Een redelijk getalenteerd speler die flink oefent, kan in ca. een tot drie jaar een sterkte van 1e kyu bereiken, maar dit is in hoge mate afhankelijk van de hoeveelheid talent en de leeftijd waarop men het spel leert. Er zijn veel spelers die hun leven lang niet sterker worden dan 5e kyu. Graden worden landelijk bijgehouden met behulp van ratingsystemen en dangraden worden toegekend door de bonden op grond van behaalde resultaten tegen spelers van ongeveer vergelijkbare sterkte. De graad van een speler heeft een hoge voorspellende waarde, vooral bij spelers sterker dan zo'n 10e kyu: bij een partij zonder voorgift tussen spelers die slechts 1 graad verschillen zal de sterkere speler ongeveer 2/3 van de partijen winnen. Per kyu verschil is ongeveer 1 steen voorgift nodig om de partij gelijk te maken.

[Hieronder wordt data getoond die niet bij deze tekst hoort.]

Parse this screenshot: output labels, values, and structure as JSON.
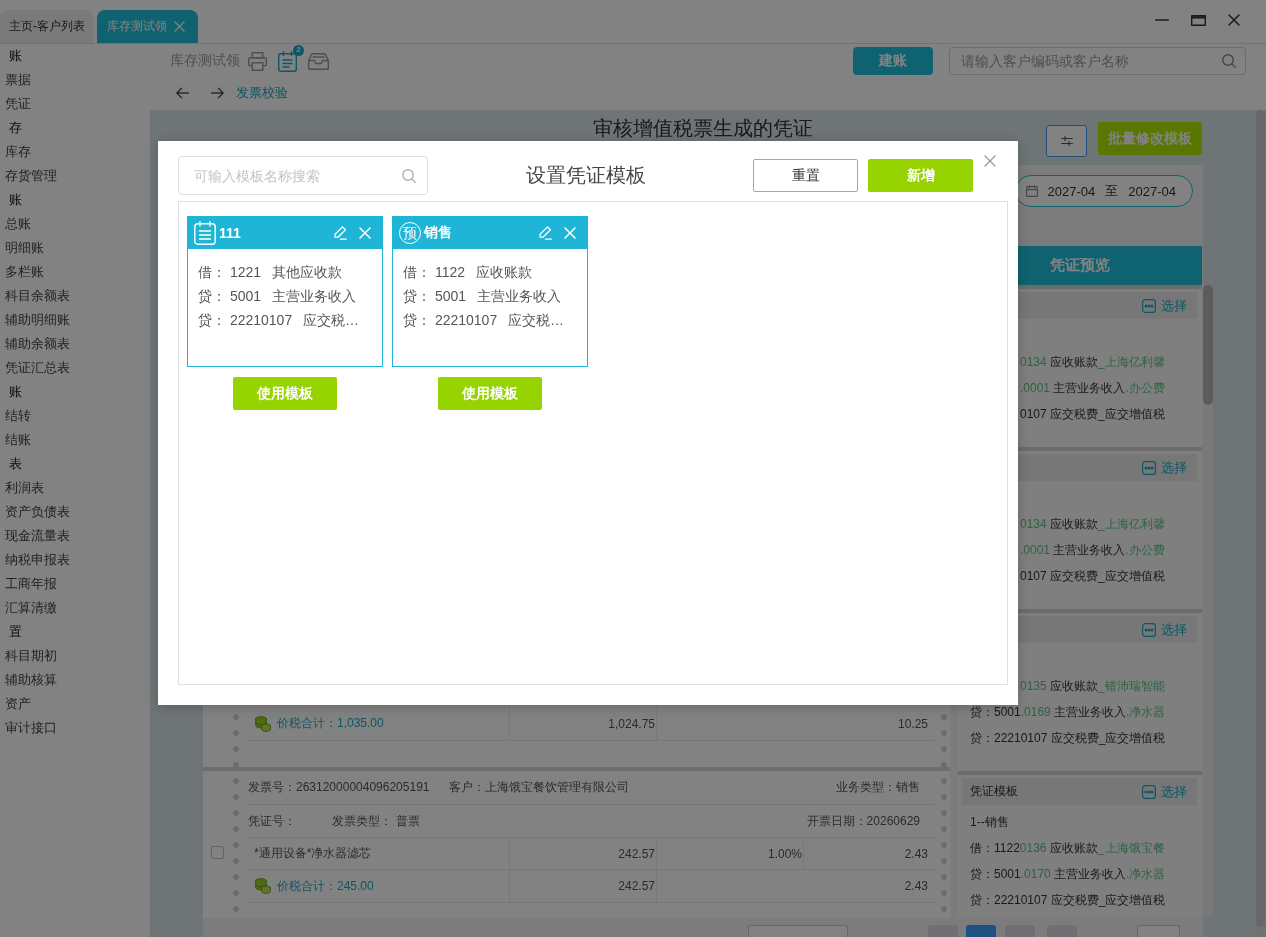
{
  "title_bar": {
    "tabs": [
      {
        "label": "主页-客户列表",
        "selected": false
      },
      {
        "label": "库存测试领",
        "selected": true
      }
    ]
  },
  "sidebar": {
    "groups": [
      {
        "label": "账",
        "children": [
          {
            "label": "票据"
          },
          {
            "label": "凭证"
          }
        ]
      },
      {
        "label": "存",
        "children": [
          {
            "label": "库存"
          },
          {
            "label": "存货管理"
          }
        ]
      },
      {
        "label": "账",
        "children": [
          {
            "label": "总账"
          },
          {
            "label": "明细账"
          },
          {
            "label": "多栏账"
          },
          {
            "label": "科目余额表"
          },
          {
            "label": "辅助明细账"
          },
          {
            "label": "辅助余额表"
          },
          {
            "label": "凭证汇总表"
          }
        ]
      },
      {
        "label": "账",
        "children": [
          {
            "label": "结转"
          },
          {
            "label": "结账"
          }
        ]
      },
      {
        "label": "表",
        "children": [
          {
            "label": "利润表"
          },
          {
            "label": "资产负债表"
          },
          {
            "label": "现金流量表"
          },
          {
            "label": "纳税申报表"
          },
          {
            "label": "工商年报"
          },
          {
            "label": "汇算清缴"
          }
        ]
      },
      {
        "label": "置",
        "children": [
          {
            "label": "科目期初"
          },
          {
            "label": "辅助核算"
          },
          {
            "label": "资产"
          },
          {
            "label": "审计接口"
          }
        ]
      }
    ]
  },
  "toolbar": {
    "title": "库存测试领",
    "badge": "2",
    "create_button": "建账",
    "search": {
      "placeholder": "请输入客户编码或客户名称"
    },
    "breadcrumb": "发票校验"
  },
  "panel": {
    "title": "审核增值税票生成的凭证",
    "batch_button": "批量修改模板",
    "date_range": {
      "from": "2027-04",
      "separator": "至",
      "to": "2027-04"
    },
    "invoices": [
      {
        "total": "价税合计：1,035.00",
        "total_amount": "1,024.75",
        "total_tax": "10.25"
      },
      {
        "checked": false,
        "number": "发票号：26312000004096205191",
        "customer": "客户：上海饿宝餐饮管理有限公司",
        "business_type": "业务类型：销售",
        "voucher_no": "凭证号：",
        "invoice_type_label": "发票类型：",
        "invoice_type": "普票",
        "date": "开票日期：20260629",
        "items": [
          {
            "name": "*通用设备*净水器滤芯",
            "amount": "242.57",
            "rate": "1.00%",
            "tax": "2.43"
          }
        ],
        "total": "价税合计：245.00",
        "total_amount": "242.57",
        "total_tax": "2.43"
      }
    ],
    "preview": {
      "header": "凭证预览",
      "vouchers": [
        {
          "select": "选择",
          "lines": [
            {
              "sub_code": "0134",
              "account": "应收账款",
              "detail": "_上海亿利馨"
            },
            {
              "sub_code": ".0001",
              "account": "主营业务收入",
              "detail": ".办公费"
            },
            {
              "code": "0107",
              "account": "应交税费_应交增值税"
            }
          ]
        },
        {
          "select": "选择",
          "lines": [
            {
              "sub_code": "0134",
              "account": "应收账款",
              "detail": "_上海亿利馨"
            },
            {
              "sub_code": ".0001",
              "account": "主营业务收入",
              "detail": ".办公费"
            },
            {
              "code": "0107",
              "account": "应交税费_应交增值税"
            }
          ]
        },
        {
          "select": "选择",
          "lines": [
            {
              "sub_code": "0135",
              "account": "应收账款",
              "detail": "_错沛瑞智能"
            },
            {
              "direction": "贷：",
              "code": "5001",
              "sub_code": ".0169",
              "account": "主营业务收入",
              "detail": ".净水器"
            },
            {
              "direction": "贷：",
              "code": "22210107",
              "account": "应交税费_应交增值税"
            }
          ]
        },
        {
          "title": "凭证模板",
          "select": "选择",
          "template": "1--销售",
          "lines": [
            {
              "direction": "借：",
              "code": "1122",
              "sub_code": "0136",
              "account": "应收账款",
              "detail": "_上海饿宝餐"
            },
            {
              "direction": "贷：",
              "code": "5001",
              "sub_code": ".0170",
              "account": "主营业务收入",
              "detail": ".净水器"
            },
            {
              "direction": "贷：",
              "code": "22210107",
              "account": "应交税费_应交增值税"
            }
          ]
        }
      ]
    },
    "pagination": {
      "pages": [
        {
          "selected": true
        },
        {
          "selected": false
        }
      ]
    }
  },
  "modal": {
    "title": "设置凭证模板",
    "search": {
      "placeholder": "可输入模板名称搜索"
    },
    "buttons": [
      {
        "label": "重置",
        "kind": "secondary"
      },
      {
        "label": "新增",
        "kind": "primary"
      }
    ],
    "templates": [
      {
        "kind": "list",
        "name": "111",
        "lines": [
          {
            "direction": "借：",
            "code": "1221",
            "account": "其他应收款"
          },
          {
            "direction": "贷：",
            "code": "5001",
            "account": "主营业务收入"
          },
          {
            "direction": "贷：",
            "code": "22210107",
            "account": "应交税…"
          }
        ],
        "use_button": "使用模板"
      },
      {
        "kind": "badge",
        "badge": "预",
        "name": "销售",
        "lines": [
          {
            "direction": "借：",
            "code": "1122",
            "account": "应收账款"
          },
          {
            "direction": "贷：",
            "code": "5001",
            "account": "主营业务收入"
          },
          {
            "direction": "贷：",
            "code": "22210107",
            "account": "应交税…"
          }
        ],
        "use_button": "使用模板"
      }
    ]
  }
}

De spelregels van go kunnen op een zeer elegante en beknopte manier worden samengevat in een tiental regels. Alle implicaties van die regels zijn niet meteen duidelijk aan de beginnende speler, met name het onderscheid tussen levende en dode groepen, het belang van twee ogen, het zogenaamde ko, de regels met betrekking tot herhaling van zetten, en de lokale patstelling, seki genaamd. Wie go wil leren spelen kan op het World Wide Web vele geïllustreerde versies van de regels met uitgebreide uitleg en commentaar vinden. De circa twintig Nederlandse go-clubs (vooral in grotere plaatsen en universiteitssteden) hebben voorts samen een 1000-tal leden, zodat een tegenstander nooit erg ver weg zal wonen. Ook via het internet kan er met anderen "gegood" worden: er bestaat een go-server.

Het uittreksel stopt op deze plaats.